何も出来ないうちに、とうとう森の都への進軍が始まってしまった。陛下は一体、この大陸にどこまで絶望を広げれば気が済むのだろう。
ここしばらく、あの不気味な魔術師は自分達の前に姿を見せていない。けれどその代償はとても大きかった……果たして、タカシと名乗った子供は、今頃何をしているのだろう。
そうして彼と共にいたあの子供の行方は?
何一つ、王妃のもとに情報が入ってこない。それがひどくもどかしい。
「お、王妃様、王妃様っ!」
その時。
部屋に駆け込んで来た執事の声に、王妃は驚いて顔を上げた。
「どうしたのですか。そんなに慌てて」
「それが……そ、空をご覧下さい! 国人達も騒ぎ始めています……あ、あれは一体」
尋常ではない執事の声に王妃は部屋を飛び出し、廊下の窓へと駆け寄った。
そうして見る。
タカシの行った霧練りが空を覆い、それまで湖の国を灰色で覆っていた汚れた雲が、押しのけられていくさまを。
「あれは……一体」
ぐんぐんと押しのけられた灰色のかわりに、白い雲が広がっていく。
けれどそのぶ厚い雲も、完全に灰色を呑み込んだかと思った矢先に、どろりと溶け始めた。
隙間から覗く何かに目を凝らした時、王妃はふと背後に気配を感じて振り返った。
「陛下……?」
そこには『眠っている筈』の国王の姿があったのだ。
言葉をなくした王妃と執事との前で、王は窓の向こうの光景を、ただ黙って見つめている。

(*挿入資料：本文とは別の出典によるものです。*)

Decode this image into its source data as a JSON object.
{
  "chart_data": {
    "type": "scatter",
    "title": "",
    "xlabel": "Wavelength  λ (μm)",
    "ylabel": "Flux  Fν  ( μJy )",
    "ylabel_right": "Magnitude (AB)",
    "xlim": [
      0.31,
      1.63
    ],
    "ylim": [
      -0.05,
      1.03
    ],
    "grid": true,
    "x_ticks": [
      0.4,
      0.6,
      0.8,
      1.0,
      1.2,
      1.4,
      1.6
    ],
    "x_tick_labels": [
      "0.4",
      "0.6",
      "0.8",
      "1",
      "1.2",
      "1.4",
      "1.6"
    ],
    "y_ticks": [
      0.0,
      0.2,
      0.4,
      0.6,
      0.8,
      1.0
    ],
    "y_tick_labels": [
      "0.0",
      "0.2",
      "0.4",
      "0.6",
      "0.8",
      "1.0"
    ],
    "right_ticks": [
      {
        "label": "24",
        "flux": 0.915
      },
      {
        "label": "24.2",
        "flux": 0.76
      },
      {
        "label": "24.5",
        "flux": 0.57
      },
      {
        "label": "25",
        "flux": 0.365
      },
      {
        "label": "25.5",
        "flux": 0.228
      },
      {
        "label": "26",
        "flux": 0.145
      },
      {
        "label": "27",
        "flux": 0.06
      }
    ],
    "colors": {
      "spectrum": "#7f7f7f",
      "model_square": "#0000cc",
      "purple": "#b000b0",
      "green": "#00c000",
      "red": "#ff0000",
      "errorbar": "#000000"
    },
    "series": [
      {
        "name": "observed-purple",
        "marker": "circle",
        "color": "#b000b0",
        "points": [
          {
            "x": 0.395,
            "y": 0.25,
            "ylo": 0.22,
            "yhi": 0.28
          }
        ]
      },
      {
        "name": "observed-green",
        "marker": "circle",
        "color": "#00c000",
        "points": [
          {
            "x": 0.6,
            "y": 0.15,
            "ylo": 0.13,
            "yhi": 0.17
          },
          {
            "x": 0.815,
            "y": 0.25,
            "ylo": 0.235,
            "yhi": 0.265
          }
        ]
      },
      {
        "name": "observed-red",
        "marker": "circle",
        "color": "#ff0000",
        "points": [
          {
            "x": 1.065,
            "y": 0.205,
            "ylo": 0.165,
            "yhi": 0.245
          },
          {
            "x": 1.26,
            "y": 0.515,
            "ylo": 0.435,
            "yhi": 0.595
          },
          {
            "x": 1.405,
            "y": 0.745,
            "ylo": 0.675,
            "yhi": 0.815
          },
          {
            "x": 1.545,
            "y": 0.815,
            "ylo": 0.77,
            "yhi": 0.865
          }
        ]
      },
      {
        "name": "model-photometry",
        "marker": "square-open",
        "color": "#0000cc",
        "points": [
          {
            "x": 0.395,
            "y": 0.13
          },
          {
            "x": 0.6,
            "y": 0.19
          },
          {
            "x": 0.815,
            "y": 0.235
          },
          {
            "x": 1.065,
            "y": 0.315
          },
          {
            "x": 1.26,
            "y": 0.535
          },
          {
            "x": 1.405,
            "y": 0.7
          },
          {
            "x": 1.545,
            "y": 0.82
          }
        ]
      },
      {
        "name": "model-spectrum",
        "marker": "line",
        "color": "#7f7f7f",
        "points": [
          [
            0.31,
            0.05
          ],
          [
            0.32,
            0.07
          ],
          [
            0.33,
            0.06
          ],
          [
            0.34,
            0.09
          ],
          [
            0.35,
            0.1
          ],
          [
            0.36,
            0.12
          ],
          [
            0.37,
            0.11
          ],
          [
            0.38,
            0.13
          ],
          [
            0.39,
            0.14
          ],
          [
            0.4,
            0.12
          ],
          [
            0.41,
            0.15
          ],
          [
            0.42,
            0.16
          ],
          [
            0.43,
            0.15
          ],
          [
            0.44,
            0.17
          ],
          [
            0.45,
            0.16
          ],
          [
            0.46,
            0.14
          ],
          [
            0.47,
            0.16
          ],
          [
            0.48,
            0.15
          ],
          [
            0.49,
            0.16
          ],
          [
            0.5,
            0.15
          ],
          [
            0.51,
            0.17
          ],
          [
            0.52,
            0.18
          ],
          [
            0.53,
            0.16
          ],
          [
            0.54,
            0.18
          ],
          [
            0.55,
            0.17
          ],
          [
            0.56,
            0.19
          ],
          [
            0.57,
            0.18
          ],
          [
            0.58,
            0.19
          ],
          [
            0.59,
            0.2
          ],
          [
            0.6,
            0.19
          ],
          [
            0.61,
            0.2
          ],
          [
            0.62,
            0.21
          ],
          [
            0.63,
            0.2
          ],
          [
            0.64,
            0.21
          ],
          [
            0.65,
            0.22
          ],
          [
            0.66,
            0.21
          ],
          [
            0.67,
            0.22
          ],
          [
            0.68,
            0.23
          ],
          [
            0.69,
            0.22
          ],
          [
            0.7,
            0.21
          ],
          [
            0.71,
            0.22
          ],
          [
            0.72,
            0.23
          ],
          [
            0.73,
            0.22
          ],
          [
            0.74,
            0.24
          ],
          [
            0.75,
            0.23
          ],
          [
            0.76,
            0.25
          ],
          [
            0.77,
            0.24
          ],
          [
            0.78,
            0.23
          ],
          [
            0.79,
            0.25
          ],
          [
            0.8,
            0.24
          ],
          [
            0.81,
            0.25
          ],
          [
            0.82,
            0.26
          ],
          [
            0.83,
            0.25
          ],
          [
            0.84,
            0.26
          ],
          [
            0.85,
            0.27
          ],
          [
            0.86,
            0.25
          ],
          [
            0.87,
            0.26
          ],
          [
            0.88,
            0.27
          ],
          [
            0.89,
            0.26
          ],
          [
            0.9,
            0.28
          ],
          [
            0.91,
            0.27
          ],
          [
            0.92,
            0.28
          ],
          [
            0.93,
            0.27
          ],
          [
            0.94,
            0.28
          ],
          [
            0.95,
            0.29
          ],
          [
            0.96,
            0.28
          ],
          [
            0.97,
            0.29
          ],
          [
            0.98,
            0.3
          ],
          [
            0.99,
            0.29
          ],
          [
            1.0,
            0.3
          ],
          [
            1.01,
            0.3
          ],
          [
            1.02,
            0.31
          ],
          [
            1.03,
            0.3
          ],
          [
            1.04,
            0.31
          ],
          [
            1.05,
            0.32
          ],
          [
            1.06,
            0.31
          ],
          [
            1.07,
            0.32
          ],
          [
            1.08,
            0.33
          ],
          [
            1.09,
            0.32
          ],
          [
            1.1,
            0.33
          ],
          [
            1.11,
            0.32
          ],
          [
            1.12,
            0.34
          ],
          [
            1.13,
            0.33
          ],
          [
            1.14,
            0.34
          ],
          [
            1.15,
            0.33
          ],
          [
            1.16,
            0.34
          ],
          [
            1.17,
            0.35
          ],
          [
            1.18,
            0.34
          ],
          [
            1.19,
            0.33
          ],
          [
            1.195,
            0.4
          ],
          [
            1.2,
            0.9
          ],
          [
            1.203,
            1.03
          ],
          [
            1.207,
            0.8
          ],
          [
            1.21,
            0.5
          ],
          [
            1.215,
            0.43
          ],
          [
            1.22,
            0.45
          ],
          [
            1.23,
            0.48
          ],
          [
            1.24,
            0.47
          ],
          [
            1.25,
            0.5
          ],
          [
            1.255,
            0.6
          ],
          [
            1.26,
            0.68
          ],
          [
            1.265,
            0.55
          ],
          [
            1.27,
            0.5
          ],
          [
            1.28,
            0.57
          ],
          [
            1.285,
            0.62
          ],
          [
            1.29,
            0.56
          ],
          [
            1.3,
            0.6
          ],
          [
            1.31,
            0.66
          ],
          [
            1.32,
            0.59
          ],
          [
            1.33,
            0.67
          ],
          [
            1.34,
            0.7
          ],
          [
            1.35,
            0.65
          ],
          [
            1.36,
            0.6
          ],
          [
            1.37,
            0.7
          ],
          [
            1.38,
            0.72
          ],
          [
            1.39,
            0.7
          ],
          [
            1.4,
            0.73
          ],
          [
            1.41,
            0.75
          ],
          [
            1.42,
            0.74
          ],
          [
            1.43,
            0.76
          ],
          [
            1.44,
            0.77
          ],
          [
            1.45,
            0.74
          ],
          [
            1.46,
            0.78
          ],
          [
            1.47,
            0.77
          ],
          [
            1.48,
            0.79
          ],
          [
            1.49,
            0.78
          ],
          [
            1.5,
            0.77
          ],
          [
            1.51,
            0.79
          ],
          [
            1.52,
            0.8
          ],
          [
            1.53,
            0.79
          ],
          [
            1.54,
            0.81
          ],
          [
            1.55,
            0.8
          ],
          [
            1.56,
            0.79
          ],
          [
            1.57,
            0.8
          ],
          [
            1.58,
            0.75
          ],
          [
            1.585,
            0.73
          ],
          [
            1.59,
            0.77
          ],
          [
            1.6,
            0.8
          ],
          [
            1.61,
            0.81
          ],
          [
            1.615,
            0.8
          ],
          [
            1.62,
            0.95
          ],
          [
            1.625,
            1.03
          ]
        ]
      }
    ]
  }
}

眠り続ける父親を前にして、カナは唇を噛んで俯いていた。
病室は静まり返り、数日前、タカシの霧練りを見て目覚めた筈の父は、彼がいなくなった直後から再び深い眠りについてしまっていた。
以降は一度も目覚めていない。
幼い記憶の中にかすかに残る父の姿を、カナは思い出していた。
母が亡くなった後、カナは家を出た父に代わってヨツテの技術を受け継いだ。一度は慣例に従って工場で働きながらも、結局ヨツテであることを拒否した父を祖父は死ぬまで許さず、やがてカナは異例の若さでヨツテの頭領となったのだった。
祖父が誇りにしてきたヨツテの仕事を、父は拒否した。
それはヨツテになったカナを拒絶すると言うことでもある。
誰より理解されたいと願ったからこそ、カナは父を許せなかった。最後まで互いを理解し合うことなく今日まで過ごし……それなのにムネリの少年は、初めて会ったその日に父の心を掴んでしまった。
父の眠るベッドに頭を乗せて、カナは唇を噛んだまま涙をこらえている。 ふわり、と羽の落ちるような感覚に気付いたのは、その時だった。
カナは慌てて振り返る。
声が聞こえた気がしたのだ。お日さまのように笑う、あの子供の。
まさかと思うカナの瞳に、幻のような何かの姿がよぎった。
そこには「白い雲」が作り出した『霧練り』が浮かんでいた。